Czarniutka - jak miło Ciebie widzieć - myśle ,ze metabolizmy to my wszystkie mamy
juz bardzo powolniutkie pzez głupie odchudzanie .
ja juz dietetykom ,ani cudownym dietom też niewierze .
-Wszedzie trzeba po prostu zachować umiar -no i tak jak piszesz --WĘGLE
a to takie dobre
Przy Twoich dolegliwościach -tylko dieta Kwaśniewskiego -tylko dokładnie
przeczytaj i zamiast chudej szynki gruby plaster boczku -a jeszcze lepiej utytłany
w jajecznicy [-tylko licz]akurat ziemniak .buraki czy kapucha to zdrowe wegle
pomału ale skutecznie schudniesz.Słuchaj starszych
Aia , słodkości zostaw dla swoich wrogów , a sklepu szkoda -bo tam kupisz zdrowiutka wątróbke lub jaki pasztecik -polecam zamiast czekoladek.
Panatal -oj zaraz sprawdze czy u ciebie sie nie plotkuje
przeciez wiesz ,że kobirty maja dwa języki ,po za tym ilez mozna o jedzeniu
to niezdrowo.
Matkamafii --ja też lepsza jestem w doradzaniu ,a sama robie to samo
-biszkopcik ,cukierek -niby malutko a przez cały dzień tych kusoczków to sie nazbiera
efekt taki ,ze pół kilo znowu przytyłam
Ajka wreszcie -ciesze sie - -jednak chyba sie tu zestarzejemy
Luizek - takie z nas wędrowniczki ,ze sie ciągle mijamy
Dziewczyny serdecznie was wszystkie pozdrawiam -bo musze jeszcze poczytać co napisałyście -Podstolinka, Psotulka .Ewace,Misialka ,Illa
Pola ,-Ruda ,Waszka ,Hiii ,Olaszka -witam ,Elizabetka ,Julisia
odrobie zaległości
Na diecie SB I faza ziemniaków ,buraków nie wolnoakurat ziemniak .buraki czy kapucha to zdrowe wegle
Miłej niedzieli
No i witaj Krysiu w domku!
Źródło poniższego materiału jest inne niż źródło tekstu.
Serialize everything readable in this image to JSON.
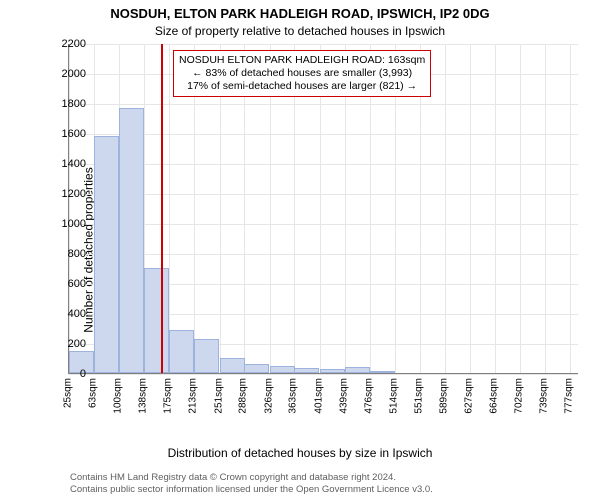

Należy Ci się tarez trochę odpoczynku i ciepełka po tych wojażach. A zestarzejemy się tu jak nic! Będzie odchudzanie po 50, 60, 70, 80, 90 itd. miejmy nadzieję
Mmmm, Czarna jak piszesz o tym lesie, to aż się nastrój poprawia - też muszę sie wybrać na jakąś zimową wycieczkę. Kupię stuptuty, kijki i hajda na śnieżne wyprawy! A ile kcal się spali przy okazji!